Canadian Economy

Sputtering economy is cause for growing concern

Overview

Evidence continues to mount that the economy is struggling. If recent downward trends continue into the next couple of months, conversations are going to shift to talk of recession in Canada.

February saw GDP decline for the fourth time in six months, driven lower by weakness in the mining sector. The national economy shrank by 0.15 per cent – equivalent to an annualized decrease of about 1.7 per cent. The good news is that that decline came after an unusually strong January – one that saw GDP grow by about 4.2 per cent on an annualized basis (revised downward from initial estimates of 4.3 per cent).

Canada’s recent economic performance stands in sharp contrast to what’s going on south of the border. Preliminary estimates for the US economy suggest that GDP in that country grew by an impressive 3.2 per cent in the first quarter of 2019. While that estimate will likely be downgraded when the next round of revisions comes in, it remains true that the US economy is looking far stronger than our own.

GDP by Industry

On the whole, results at the industry level were mixed in February, as eight of the 15 major economic sub-sectors posted gains, while the remaining seven declined. However, there were significant losses in a few key industries that drove the overall economy into negative territory. The largest decline was in non-renewable resource extraction, where value-added output plunged by $2.3 billion – equivalent to an annualized decrease of nearly 18 per cent. In recent times, steep declines in that sub-sector can be pinned on weakness in the energy sector. This time, however, it was mining that drove losses; GDP in coal, metals and non-metallic minerals mining were all sharply lower in February.

There were other notable declines as well. GDP in transportation and warehousing fell by $1.4 billion (17 per cent on an annualized basis), while finance, insurance, real estate and leasing businesses saw value-added output fall by $1.2 billion (3.8 per cent annualized).

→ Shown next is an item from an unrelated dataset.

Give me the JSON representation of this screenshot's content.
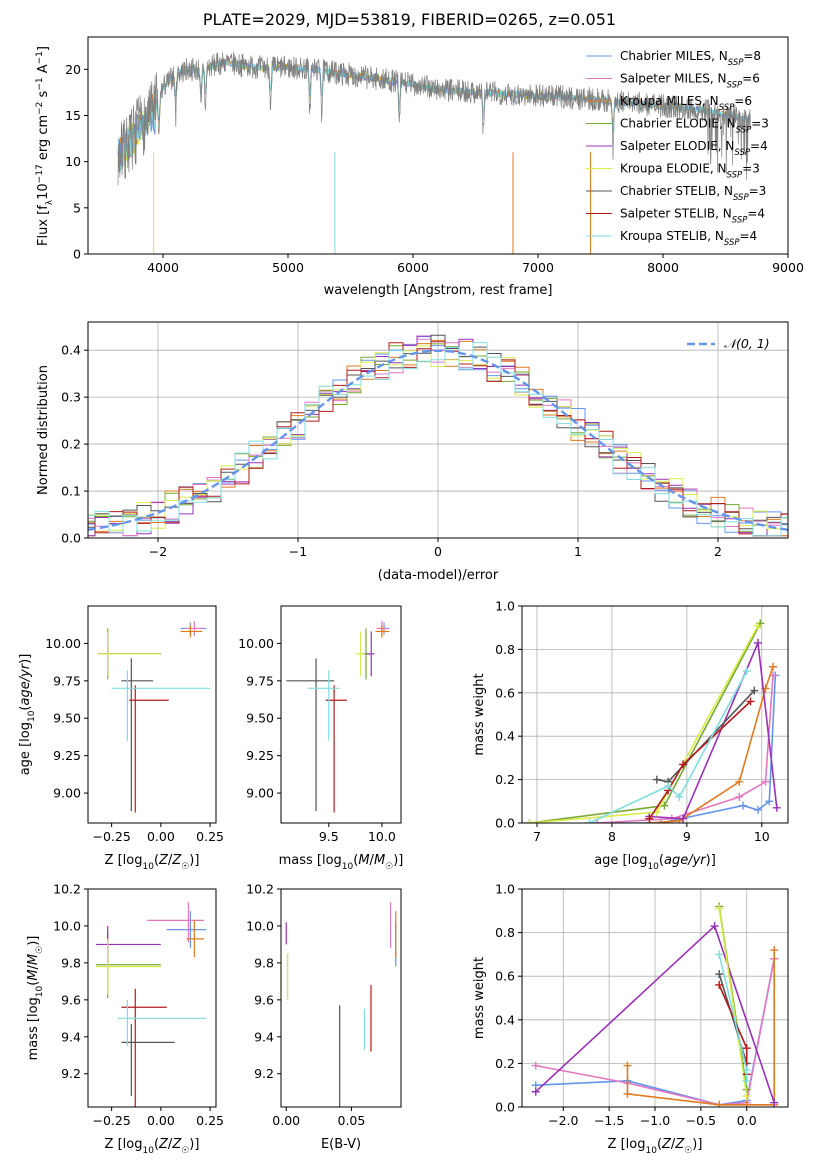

By contrast, most industries that posted gains in February saw only modest growth. The largest increase was in the relatively small utilities sector, where electricity generation, transmission and distribution drove overall gains of $628 million (19 per cent annualized). Other gainers included professional, scientific and technical services industries ($430 million), health care and social assistance ($320 million), wholesale and retail trade ($316 million) and construction ($297 million).

Manufacturing Sector GDP

Overview

After a massive spike to start the year, the manufacturing sector gave back some of those gains in February. GDP in manufacturing fell by an estimated $774 billion that month – equivalent to an annualized decline of about 4.4 per cent.

The good news is that with the release of new data, January’s spike was revised even higher. Last month, it was estimated that manufacturing GDP rose by 19.7 per cent on an annualized basis compared to December. That figure was upgraded to a spike of 28 per cent. As a result, even with the decline in February, manufacturing GDP remains at it second highest monthly level on record.

It also means that so far into 2019, the manufacturing sector is outpacing the Canadian economy as a whole. Through two months, GDP in manufacturing is tracking 1.6 per cent higher compared to the same period last year. By comparison, the all-industry average is about 1.4 per cent.

Manufacturing Sector GDP – By Industry

Although value-added in manufacturing was down in aggregate, results within the sector were mixed. On the positive side, GDP in machinery production surged by $934 million to reach a new all-time high. Fabricated metals ($487 million) and plastics and rubber products ($504 million) both rebounded in February after losses the previous month. Finally, GDP in petroleum and coal refining was up $383 million to reach its highest level since October 2017.

On the other end of the spectrum, most of the industries where manufacturing GDP was lower in February were the same ones which had experienced the sharpest increases the previous month. As such, February’s losses for the most part represent only a partial climbdown from January’s surge. That was true of food processing, chemical manufacturing and motor vehicles.

It was also true for many of Canada’s smaller manufacturing industries which had been a major source of strength in January. GDP was sharply lower in furniture and related manufacturing, computers and electronics and printing. In all cases, however, GDP remains higher than it was in December.